Before this I couldn’t have imagined something like this ever happening anywhere. Humans destroy our planet. It’s sad.


----------



## Keesha (May 7, 2019)

Bonnie said:


> ...   :eeew:


Hey Bonnie. Isn’t that a Bichon Frise in your avatar?


----------



## hollydolly (May 7, 2019)

Keesha said:


> That’s disgusting and if 35 MILLION people are relying on the water then why are they polluting it with everything like this?
> 
> Before this I couldn’t have imagined something like this ever happening anywhere. Humans destroy our planet. It’s sad.

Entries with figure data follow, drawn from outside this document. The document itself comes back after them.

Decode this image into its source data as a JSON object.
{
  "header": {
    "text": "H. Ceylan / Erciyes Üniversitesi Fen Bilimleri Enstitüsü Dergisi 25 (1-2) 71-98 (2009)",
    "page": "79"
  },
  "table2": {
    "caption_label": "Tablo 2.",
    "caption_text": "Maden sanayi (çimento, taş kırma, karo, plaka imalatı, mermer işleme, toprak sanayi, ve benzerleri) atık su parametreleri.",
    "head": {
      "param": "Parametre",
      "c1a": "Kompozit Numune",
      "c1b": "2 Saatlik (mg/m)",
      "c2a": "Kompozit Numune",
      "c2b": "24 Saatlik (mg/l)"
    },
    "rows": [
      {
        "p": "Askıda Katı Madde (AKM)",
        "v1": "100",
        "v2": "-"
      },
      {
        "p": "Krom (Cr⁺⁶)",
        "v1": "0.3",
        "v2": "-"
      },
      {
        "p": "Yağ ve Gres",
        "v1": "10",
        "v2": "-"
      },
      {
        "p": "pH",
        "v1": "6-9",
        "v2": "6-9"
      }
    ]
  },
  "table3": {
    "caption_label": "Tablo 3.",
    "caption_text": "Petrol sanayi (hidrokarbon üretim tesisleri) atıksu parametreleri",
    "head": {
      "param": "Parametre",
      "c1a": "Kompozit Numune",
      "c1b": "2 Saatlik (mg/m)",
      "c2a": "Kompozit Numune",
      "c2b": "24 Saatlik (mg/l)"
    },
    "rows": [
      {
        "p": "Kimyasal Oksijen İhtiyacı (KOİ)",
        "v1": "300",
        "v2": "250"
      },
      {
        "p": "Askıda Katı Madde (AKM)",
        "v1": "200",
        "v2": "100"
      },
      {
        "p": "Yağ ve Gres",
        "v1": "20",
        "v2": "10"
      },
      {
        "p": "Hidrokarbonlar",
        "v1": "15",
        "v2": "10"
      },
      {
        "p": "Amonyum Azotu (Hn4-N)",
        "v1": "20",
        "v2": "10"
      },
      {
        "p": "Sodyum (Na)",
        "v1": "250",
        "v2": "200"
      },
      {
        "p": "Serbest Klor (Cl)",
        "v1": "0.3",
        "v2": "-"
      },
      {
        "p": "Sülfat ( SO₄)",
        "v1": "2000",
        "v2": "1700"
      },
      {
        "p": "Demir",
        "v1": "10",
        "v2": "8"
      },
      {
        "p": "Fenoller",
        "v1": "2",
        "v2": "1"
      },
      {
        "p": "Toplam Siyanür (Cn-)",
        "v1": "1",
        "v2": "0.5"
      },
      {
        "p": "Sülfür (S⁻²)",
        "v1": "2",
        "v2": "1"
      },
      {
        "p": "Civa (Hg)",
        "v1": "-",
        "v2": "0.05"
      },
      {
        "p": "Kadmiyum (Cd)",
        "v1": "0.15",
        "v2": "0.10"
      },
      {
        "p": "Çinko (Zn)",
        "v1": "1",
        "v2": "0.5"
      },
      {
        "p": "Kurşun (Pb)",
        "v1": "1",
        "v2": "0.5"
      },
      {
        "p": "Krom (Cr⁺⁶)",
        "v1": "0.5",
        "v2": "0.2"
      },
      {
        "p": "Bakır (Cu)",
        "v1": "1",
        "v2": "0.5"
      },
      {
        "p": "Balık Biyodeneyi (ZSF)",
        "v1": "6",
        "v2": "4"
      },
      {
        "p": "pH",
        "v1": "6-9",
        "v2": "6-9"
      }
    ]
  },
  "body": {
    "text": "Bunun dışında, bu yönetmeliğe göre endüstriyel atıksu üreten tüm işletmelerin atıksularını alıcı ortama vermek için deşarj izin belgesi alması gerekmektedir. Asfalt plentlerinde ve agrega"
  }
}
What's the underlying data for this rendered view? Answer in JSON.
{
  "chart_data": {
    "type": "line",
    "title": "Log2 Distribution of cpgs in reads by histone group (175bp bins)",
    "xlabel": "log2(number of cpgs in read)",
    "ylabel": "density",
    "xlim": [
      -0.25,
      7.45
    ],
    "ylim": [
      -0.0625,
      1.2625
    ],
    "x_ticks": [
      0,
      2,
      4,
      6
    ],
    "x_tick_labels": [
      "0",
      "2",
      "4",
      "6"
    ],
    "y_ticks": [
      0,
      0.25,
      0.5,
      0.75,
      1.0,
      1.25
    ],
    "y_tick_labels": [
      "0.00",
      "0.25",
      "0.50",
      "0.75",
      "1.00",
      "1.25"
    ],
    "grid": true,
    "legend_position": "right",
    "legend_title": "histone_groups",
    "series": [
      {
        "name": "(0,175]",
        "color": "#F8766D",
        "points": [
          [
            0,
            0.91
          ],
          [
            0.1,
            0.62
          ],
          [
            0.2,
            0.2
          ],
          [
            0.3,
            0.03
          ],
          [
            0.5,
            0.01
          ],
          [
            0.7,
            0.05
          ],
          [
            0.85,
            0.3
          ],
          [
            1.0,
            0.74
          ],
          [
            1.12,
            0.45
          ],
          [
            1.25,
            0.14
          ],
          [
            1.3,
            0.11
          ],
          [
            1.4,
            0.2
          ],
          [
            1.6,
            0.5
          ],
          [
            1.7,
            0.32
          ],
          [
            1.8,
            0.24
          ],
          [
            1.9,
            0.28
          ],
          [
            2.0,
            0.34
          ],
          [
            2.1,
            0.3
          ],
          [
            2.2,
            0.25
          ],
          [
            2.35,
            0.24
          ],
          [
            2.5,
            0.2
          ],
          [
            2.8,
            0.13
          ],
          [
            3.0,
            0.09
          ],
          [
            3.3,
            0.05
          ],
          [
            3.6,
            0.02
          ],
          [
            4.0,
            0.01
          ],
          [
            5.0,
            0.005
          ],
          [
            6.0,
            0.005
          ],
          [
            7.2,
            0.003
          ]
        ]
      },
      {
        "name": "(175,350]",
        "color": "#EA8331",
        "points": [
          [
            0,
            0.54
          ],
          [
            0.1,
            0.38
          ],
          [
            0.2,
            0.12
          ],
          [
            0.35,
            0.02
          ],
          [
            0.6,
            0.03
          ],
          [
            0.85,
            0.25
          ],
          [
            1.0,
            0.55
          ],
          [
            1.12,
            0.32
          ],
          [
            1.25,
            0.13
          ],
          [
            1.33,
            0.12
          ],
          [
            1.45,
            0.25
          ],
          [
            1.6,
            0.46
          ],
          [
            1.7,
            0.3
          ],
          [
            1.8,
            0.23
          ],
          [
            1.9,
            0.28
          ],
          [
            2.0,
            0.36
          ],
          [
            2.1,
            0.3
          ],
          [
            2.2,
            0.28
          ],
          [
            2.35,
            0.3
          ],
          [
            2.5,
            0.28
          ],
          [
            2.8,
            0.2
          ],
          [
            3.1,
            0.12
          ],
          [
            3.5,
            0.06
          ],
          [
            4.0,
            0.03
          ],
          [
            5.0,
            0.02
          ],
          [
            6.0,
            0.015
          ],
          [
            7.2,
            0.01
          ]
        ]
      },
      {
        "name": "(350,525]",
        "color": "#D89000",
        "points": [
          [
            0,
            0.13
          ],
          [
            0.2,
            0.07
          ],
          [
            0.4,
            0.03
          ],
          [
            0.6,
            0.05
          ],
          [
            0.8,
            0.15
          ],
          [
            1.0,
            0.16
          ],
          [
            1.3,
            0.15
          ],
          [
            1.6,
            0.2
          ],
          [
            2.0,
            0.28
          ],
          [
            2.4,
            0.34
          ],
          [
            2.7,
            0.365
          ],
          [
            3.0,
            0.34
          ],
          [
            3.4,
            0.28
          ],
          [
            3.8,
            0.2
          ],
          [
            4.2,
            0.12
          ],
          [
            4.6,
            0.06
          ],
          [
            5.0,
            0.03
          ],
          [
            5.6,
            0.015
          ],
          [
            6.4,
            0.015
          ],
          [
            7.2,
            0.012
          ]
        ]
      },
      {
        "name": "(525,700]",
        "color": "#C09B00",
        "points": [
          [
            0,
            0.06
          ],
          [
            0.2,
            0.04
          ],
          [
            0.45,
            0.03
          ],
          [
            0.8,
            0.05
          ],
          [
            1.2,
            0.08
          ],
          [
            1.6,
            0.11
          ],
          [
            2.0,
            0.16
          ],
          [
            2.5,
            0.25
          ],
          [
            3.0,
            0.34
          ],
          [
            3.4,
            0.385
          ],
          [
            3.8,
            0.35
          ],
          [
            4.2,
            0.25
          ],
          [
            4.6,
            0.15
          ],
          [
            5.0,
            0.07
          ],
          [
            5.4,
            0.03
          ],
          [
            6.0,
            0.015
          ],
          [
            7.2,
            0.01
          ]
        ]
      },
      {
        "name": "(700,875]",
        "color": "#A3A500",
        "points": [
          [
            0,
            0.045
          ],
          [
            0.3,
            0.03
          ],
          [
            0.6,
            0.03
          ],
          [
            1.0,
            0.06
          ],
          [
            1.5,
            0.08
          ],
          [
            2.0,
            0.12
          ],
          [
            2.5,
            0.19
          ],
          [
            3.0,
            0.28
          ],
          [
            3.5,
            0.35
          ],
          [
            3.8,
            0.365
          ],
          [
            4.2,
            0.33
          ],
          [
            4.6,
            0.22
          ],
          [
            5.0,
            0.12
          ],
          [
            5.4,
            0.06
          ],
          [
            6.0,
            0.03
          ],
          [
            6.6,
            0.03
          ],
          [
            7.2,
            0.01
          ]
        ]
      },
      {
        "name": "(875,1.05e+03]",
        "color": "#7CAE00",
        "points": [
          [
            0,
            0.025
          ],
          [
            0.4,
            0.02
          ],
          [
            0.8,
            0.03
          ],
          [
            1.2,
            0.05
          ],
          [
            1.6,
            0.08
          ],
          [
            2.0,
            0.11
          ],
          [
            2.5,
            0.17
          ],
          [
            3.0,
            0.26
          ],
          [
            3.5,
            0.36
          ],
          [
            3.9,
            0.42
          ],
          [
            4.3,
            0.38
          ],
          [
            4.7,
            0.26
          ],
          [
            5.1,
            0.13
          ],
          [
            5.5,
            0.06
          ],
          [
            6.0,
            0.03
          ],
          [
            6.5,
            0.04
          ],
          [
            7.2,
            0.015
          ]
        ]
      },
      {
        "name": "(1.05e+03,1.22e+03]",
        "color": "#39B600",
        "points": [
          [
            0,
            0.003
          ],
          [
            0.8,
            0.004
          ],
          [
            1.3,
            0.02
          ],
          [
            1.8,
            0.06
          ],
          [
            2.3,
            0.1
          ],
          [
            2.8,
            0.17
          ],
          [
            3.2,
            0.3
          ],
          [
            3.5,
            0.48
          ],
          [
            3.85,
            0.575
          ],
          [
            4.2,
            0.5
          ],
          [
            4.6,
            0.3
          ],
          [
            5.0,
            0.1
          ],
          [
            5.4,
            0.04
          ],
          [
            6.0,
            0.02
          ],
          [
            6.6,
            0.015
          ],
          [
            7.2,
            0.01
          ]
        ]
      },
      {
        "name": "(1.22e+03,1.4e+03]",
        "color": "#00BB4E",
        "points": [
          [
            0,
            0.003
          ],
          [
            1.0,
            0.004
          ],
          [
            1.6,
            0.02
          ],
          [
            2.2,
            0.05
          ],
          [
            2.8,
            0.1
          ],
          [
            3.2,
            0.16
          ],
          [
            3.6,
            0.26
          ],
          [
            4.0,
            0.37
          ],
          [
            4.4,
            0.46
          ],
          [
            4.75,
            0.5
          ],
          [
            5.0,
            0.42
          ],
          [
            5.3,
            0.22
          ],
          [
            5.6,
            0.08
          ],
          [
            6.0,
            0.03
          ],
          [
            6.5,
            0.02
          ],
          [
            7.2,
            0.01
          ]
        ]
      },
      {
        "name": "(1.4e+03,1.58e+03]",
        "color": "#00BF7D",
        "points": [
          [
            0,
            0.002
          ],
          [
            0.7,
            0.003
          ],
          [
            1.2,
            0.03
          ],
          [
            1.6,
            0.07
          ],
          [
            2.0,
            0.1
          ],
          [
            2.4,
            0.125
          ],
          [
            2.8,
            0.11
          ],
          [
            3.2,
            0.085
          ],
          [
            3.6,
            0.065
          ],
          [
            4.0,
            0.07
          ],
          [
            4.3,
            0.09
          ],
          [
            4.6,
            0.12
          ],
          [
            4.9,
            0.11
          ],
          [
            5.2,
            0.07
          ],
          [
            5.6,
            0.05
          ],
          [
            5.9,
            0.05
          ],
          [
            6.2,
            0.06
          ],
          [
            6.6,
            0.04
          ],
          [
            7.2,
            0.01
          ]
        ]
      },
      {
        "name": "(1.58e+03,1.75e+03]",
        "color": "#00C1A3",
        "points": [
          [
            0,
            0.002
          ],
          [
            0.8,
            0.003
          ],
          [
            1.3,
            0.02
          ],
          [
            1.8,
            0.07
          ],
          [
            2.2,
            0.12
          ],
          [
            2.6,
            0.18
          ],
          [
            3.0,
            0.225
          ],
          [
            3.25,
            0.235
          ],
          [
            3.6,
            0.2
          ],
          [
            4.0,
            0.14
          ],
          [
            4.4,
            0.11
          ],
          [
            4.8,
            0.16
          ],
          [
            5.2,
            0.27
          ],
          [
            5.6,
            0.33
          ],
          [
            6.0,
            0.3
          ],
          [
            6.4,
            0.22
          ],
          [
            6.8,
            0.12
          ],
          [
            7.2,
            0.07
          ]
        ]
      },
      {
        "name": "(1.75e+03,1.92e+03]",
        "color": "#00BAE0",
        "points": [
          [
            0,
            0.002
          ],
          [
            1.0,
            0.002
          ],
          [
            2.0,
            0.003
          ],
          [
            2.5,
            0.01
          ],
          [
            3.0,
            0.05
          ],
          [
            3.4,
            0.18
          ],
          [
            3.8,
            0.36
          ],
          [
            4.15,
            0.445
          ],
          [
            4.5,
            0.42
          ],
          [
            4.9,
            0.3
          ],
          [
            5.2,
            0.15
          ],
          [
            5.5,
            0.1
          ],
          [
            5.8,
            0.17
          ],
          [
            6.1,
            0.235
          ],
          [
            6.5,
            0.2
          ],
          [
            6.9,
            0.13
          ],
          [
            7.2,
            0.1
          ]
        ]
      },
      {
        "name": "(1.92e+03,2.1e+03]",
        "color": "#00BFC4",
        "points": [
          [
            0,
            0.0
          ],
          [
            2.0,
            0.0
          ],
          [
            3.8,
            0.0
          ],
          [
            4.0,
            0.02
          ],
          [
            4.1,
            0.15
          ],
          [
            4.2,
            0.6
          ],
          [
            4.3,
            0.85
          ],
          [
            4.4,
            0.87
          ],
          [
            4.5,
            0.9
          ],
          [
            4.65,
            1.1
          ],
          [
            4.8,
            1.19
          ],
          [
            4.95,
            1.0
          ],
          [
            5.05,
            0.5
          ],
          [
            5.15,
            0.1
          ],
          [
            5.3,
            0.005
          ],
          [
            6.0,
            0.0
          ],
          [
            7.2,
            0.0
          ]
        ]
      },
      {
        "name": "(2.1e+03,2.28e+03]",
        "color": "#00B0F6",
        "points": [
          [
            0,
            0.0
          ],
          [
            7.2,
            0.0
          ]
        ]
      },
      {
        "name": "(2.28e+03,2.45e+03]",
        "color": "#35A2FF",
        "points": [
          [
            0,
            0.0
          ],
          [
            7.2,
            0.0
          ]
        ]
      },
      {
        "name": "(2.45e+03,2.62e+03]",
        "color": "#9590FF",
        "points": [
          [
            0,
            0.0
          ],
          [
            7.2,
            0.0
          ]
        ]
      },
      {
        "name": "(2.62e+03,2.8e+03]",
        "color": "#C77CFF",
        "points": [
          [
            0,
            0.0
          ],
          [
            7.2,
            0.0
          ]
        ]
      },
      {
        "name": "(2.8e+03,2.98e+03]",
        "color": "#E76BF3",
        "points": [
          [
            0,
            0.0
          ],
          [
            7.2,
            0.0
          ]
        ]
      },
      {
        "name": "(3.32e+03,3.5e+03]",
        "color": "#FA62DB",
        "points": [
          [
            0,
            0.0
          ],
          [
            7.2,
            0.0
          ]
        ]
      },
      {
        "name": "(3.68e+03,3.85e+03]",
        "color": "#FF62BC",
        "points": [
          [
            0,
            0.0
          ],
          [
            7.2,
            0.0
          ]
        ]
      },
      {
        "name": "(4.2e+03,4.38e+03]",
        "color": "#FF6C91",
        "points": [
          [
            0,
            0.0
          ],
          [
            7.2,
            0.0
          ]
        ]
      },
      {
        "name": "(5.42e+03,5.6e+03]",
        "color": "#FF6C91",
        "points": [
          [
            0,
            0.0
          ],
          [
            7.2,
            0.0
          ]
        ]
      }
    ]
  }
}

It's hard to even fathom that 35 million people rely on that water... according to the report, the governments are neither able or willing to do anything about it, nor control the massive population explosion which seems to be the cause of it all...,


----------



## Keesha (May 7, 2019)

hollydolly said:


> It's hard to even fathom that 35 million people rely on that water... according to the report, the governments are neither able or willing to do anything about it, nor control the massive population explosion which seems to be the cause of it all...,


Good lord. I’m so very very grateful to be living where we live and how we live. 
I can’t wrap my head around it with holly. Perhaps I’m plain ignorant of worldly affairs but 35 million drinking this water and nobody cares? It’s mind boggling.


----------



## AZ Jim (May 7, 2019)

Insane!  Plastics are convenient but we, *ALL* of us in the* world* need to stop it's use in consumer products.


----------



## hollydolly (May 7, 2019)

Couldn't agree More...I'm just appalled!!... I know both of those presenters on the Video, they're respected TV reporters here in the UK, but I still  went looking for more proof, because it was so hard to even think this is happening to so many...but even on the comments below the video people from Indonesia are confirming that it's true!!


----------



## Falcon (May 7, 2019)

You're  right  Jim    :applause2:


----------



## Keesha (May 7, 2019)

Oddly enough there are many waterways in Java Indonesia that don’t look polluted at all 

Anyer Beach 

Batu Kara’s 

Waterfalls at Baturaden 

Bogor

Pangandanran


----------



## Keesha (May 7, 2019)

Timang Beach 

I realize that these are mostly sea waterways 

It seems so bazaar that all these waters are clean and clear looking but who knows...


----------



## AZ Jim (May 7, 2019)

Keesha said:


> View attachment 65295
> Timang Beach
> View attachment 65296
> I realize that these are mostly sea waterways
> ...


The problem will not go away.  The fact it hasn't swallowed the entire area YET means given time it  will.  Not just JAVA the problem is worldwide.


----------



## Keesha (May 7, 2019)

AZ Jim said:


> The problem will not go away.  The fact it hasn't swallowed the entire area YET means given time it  will.  Not just JAVA the problem is worldwide.


Yes I realize the problem won’t go away. It is world wide. Clearly ‘some’ places are far worse than others. Where we live most waterways are fairly clean but we don’t have the population or situation others here have.


----------